For most Washington secretaries, last week meant flowers, candy and perhaps lunch with the boss.

But a weightier observance -- a discussion of the pros and cons of secretarial unions -- is what brought together about 100 at the Washington School for Secretaries.

"Organizing is absolutely essential to change the serious problems working women face today," declared Joan Goodin, executive director of the National Commission on Working Women, and moderator of Friday's discussion.

The four major "areas of concern" for working women, according to an NCWW nationwide survey of 150,000 women in "female-intensive jobs," she said, are low wages and benefits, lack of internal support systems, child-care problems and inadequate education and training.

"Women feel a sense of isolation and powerlessness," saiud Goodin. "I believe there's not much hope for change without organizing."

As moderator, Goodwin said she wanted to "remain neutral about how organizing should be done. But whether through a professional association or a union, women have got to get together and start talking."

Representing the "pro-union" side was Jackie Ruff, national director of District 925 (as in "9 to 5"), a new nationwide union aimed at organizing clerical workers. The first union of its kind -- primarily for and run by women -- was created in March by the Service Employees International Union and Working Women, the association which inspired the movie "9 to 5."

In the opposite corner was Sylvia Cash, international director of the southeast district of Professional Secretaries International (formerly the National Secretaries Association), a non-profit association that endorses legislative activities of benefit to secretaries. A certified professional secretary -- the association's highest rating -- Cash sits on PSI's international board of directors.

Here are excerpts of their remarks about the controversial question facing 20 million American office workers (80 percent of whom are women):

Jackie Ruff: "Lets book a minute at some of our history. In the office of 1850, the secretary was a man, seen as filling a specialized and respected position and earning twice as much as a factory worker.

"Today, nearly all of those office workers are women, and the average annual salary is still less that $10,000. The average annual salary for a manufacturing worker is $15,000. Here in Washington, the average annual salary for a secretary is $13,600 and for a manufacturing worker, it's $16,600. s

"This is because, until recently, we haven't organized and insisted on the recognition that we deserve.

"What does it mean to unionize? At the most basic level it means that your employer is required by law to involve you in setting the personnel policies that cover you -- including pay. By speaking up as a unified group you are in the best position to achieve improvements in those policies. One person can be ignored, a petition can be thrown away, but an employer is legally required to negotiate with a union on wages, hours and working conditions.

"People often ask whether a union runs counter to professionalism. I would suggest it's just the opposite. To 'get it in writing' in a union contract is to use the safeguards of the professional world.

"Unionized office workers earned 30 percent more than those without unions. Better job-training programs and increased advancement opportunities come through clear job postings and career ladders. Each union contract is uniquely tailored to that work-place -- for example, in one contract we negotiated for a day off on National Secretaries Day.

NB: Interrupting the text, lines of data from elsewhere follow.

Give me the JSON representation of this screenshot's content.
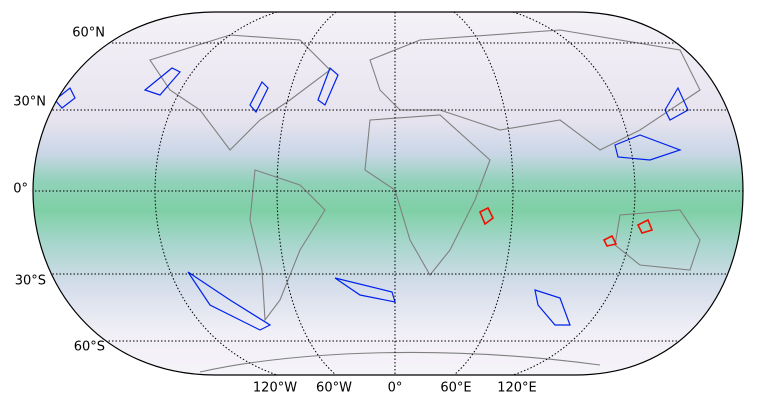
{
  "lat_labels": [
    "60°N",
    "30°N",
    "0°",
    "30°S",
    "60°S"
  ],
  "lon_labels": [
    "120°W",
    "60°W",
    "0°",
    "60°E",
    "120°E"
  ]
}
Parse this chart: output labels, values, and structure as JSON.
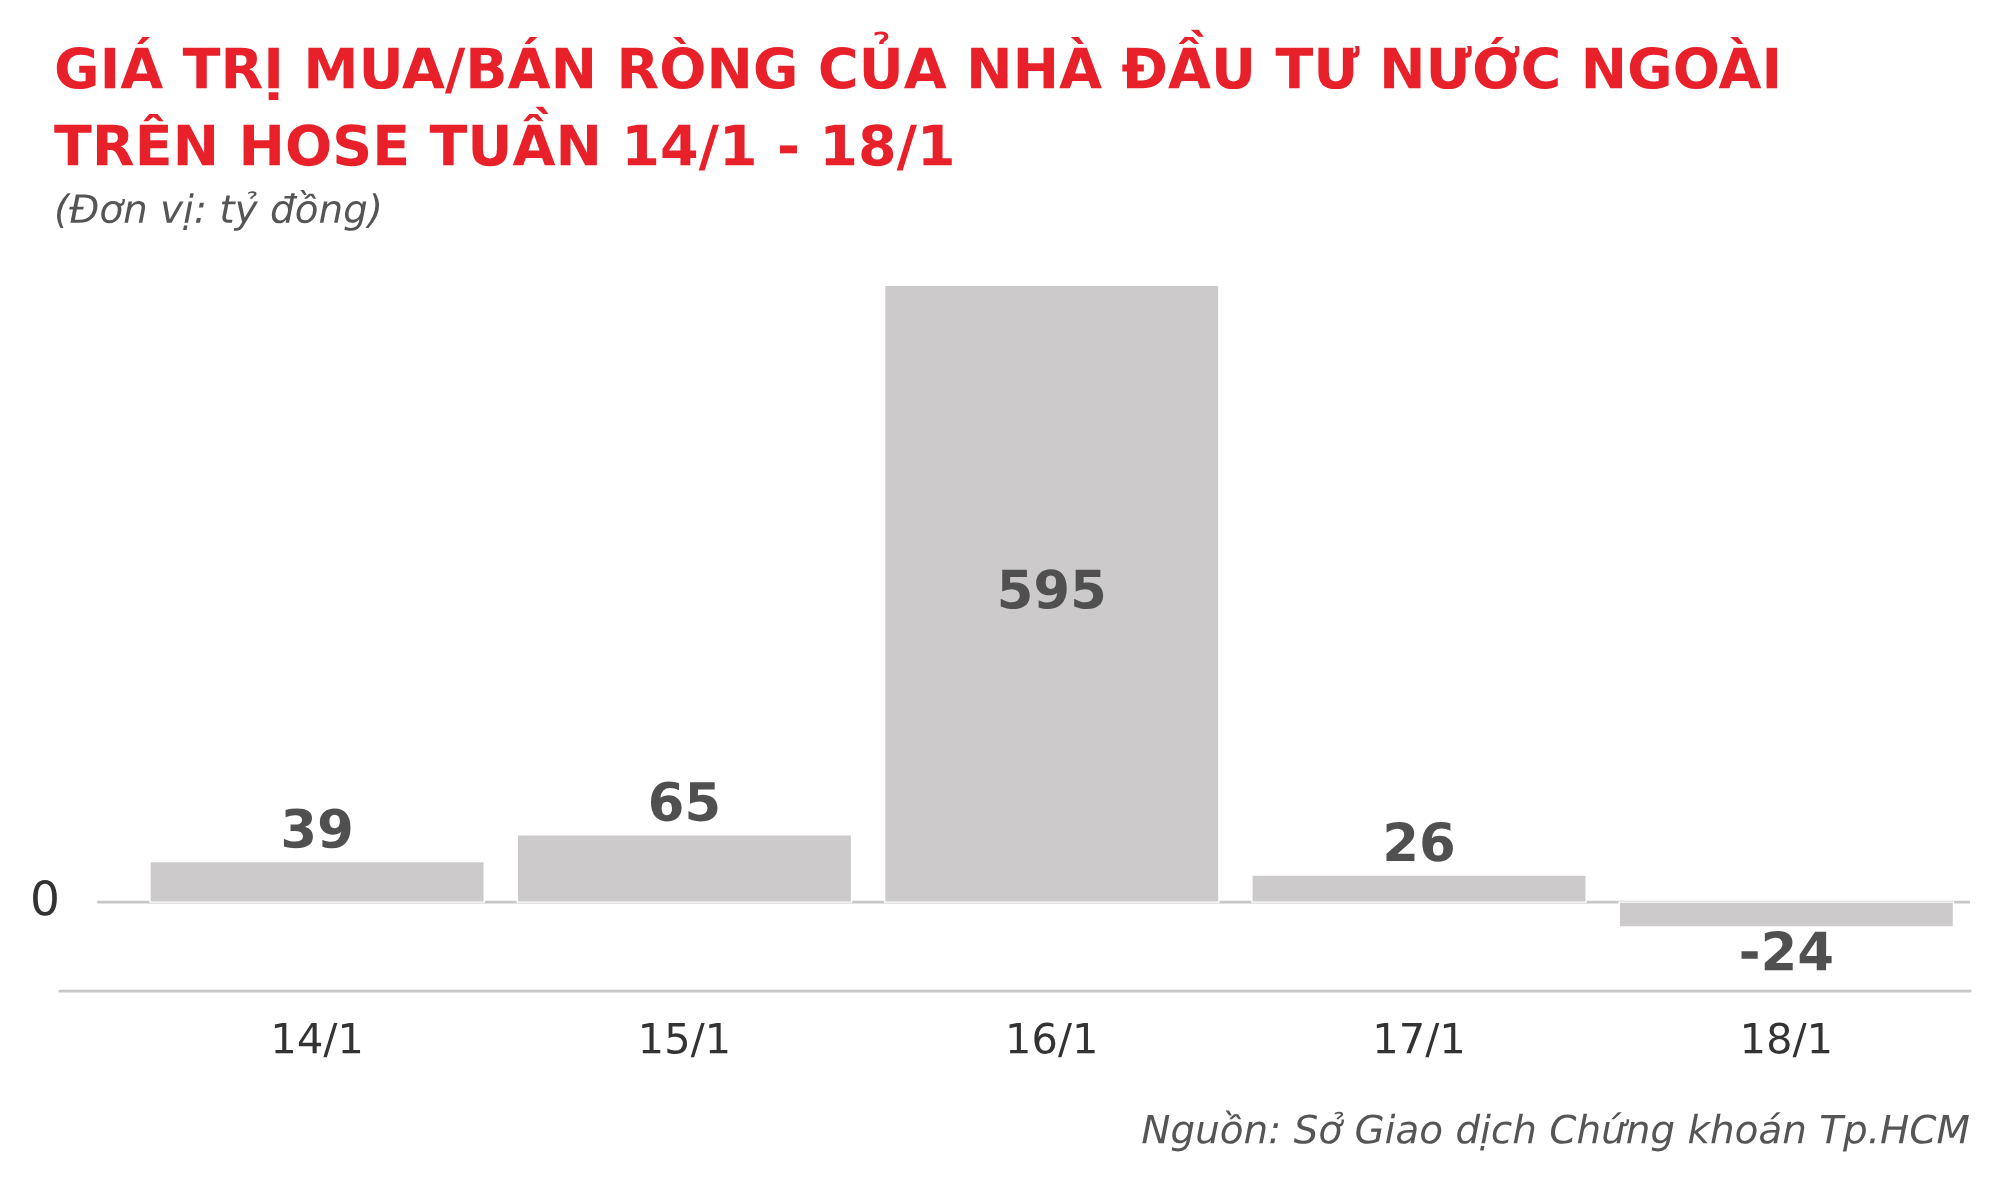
{
  "chart_data": {
    "type": "bar",
    "title": "GIÁ TRỊ MUA/BÁN RÒNG CỦA NHÀ ĐẦU TƯ NƯỚC NGOÀI\nTRÊN HOSE TUẦN 14/1 - 18/1",
    "subtitle": "(Đơn vị: tỷ đồng)",
    "categories": [
      "14/1",
      "15/1",
      "16/1",
      "17/1",
      "18/1"
    ],
    "values": [
      39,
      65,
      595,
      26,
      -24
    ],
    "color": "#cccaca",
    "data_labels": true,
    "annotations": [
      "0",
      "Nguồn: Sở Giao dịch Chứng khoán Tp.HCM"
    ]
  }
}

"Improving working conditions through a union may help keep you healthy. A 1975 study by NIOSH of 130 occupations found that secretaries had the second highest incidence of stress-related diseases. Our union negotiates for job descriptions that are clear, priorities that are understood by everyone, realistic workloads and grievance procedures."

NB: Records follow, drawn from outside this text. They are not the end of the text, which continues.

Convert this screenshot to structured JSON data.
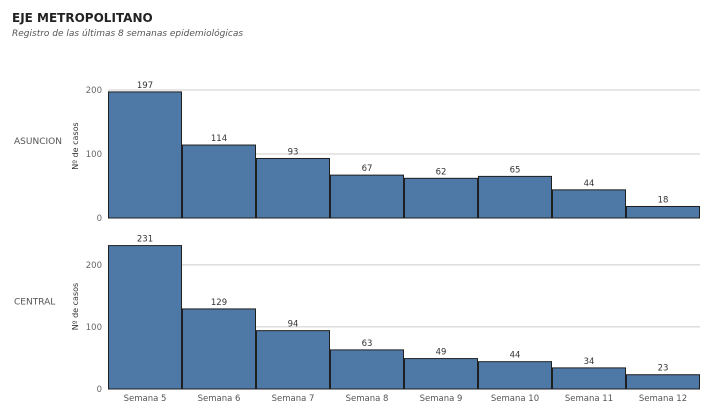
{
  "header": {
    "title": "EJE METROPOLITANO",
    "subtitle": "Registro de las últimas 8 semanas epidemiológicas"
  },
  "colors": {
    "bar": "#4E79A7",
    "bar_stroke": "#1f1f1f",
    "grid": "#cccccc"
  },
  "chart_data": [
    {
      "type": "bar",
      "row_label": "ASUNCION",
      "ylabel": "Nº de casos",
      "ylim": [
        0,
        200
      ],
      "yticks": [
        0,
        100,
        200
      ],
      "categories": [
        "Semana 5",
        "Semana 6",
        "Semana 7",
        "Semana 8",
        "Semana 9",
        "Semana 10",
        "Semana 11",
        "Semana 12"
      ],
      "values": [
        197,
        114,
        93,
        67,
        62,
        65,
        44,
        18
      ],
      "grid": true
    },
    {
      "type": "bar",
      "row_label": "CENTRAL",
      "ylabel": "Nº de casos",
      "ylim": [
        0,
        240
      ],
      "yticks": [
        0,
        100,
        200
      ],
      "categories": [
        "Semana 5",
        "Semana 6",
        "Semana 7",
        "Semana 8",
        "Semana 9",
        "Semana 10",
        "Semana 11",
        "Semana 12"
      ],
      "values": [
        231,
        129,
        94,
        63,
        49,
        44,
        34,
        23
      ],
      "grid": true
    }
  ]
}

Sylvia Cash: "In March of this year (PSI) sponsored a Secretary Speakout '81 in San Francisco. It was the unanimous concensus of professional secretaries . . . their problems can be solved by constructive cooperation with management rather than unionization.

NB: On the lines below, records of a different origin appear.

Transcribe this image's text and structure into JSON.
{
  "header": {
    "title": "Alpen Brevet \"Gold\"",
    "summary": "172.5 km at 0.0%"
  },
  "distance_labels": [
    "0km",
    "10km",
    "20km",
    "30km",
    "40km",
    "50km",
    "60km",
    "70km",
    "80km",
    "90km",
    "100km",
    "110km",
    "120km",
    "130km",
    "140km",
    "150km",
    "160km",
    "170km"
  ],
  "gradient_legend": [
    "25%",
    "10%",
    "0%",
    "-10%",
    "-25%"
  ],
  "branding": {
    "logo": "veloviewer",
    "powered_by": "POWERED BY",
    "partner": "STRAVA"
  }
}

"I believe there are many reasons why these participants felt so strongly about the issue of unionzation. We recognize the great need for clerical office workers . . . and champion their efforts. But we do not believe the professional secretary is in this category.

"The professional is usually not a union member, basically because unions restrict your freedom. Most professionals have resisted unionization because they lose their identity.

"Clericals and some secretaries who are members of unions work in a very narrow structure. Positions are classified according to duties, and you are not permitted to operate outside of your classification. You are not permitted to help your neighbor who may be in a classification higher than your own because a grievance could be filed against you.

"Under a union contract, promotions are based on seniority -- not on performance or merit. In a union atmosphere you would not have the flexibility to grow with the job, to take the inititative and experiment with new ideas.

"Finally I believe that many unions have created an adversary relationship between management and the employes. Even though (a labor) dispute may eventually be settled amicably, the hostility continues to exist. For professional secretaries to be required to work under conditions relationship that is necessary between the executive and the professional secretary."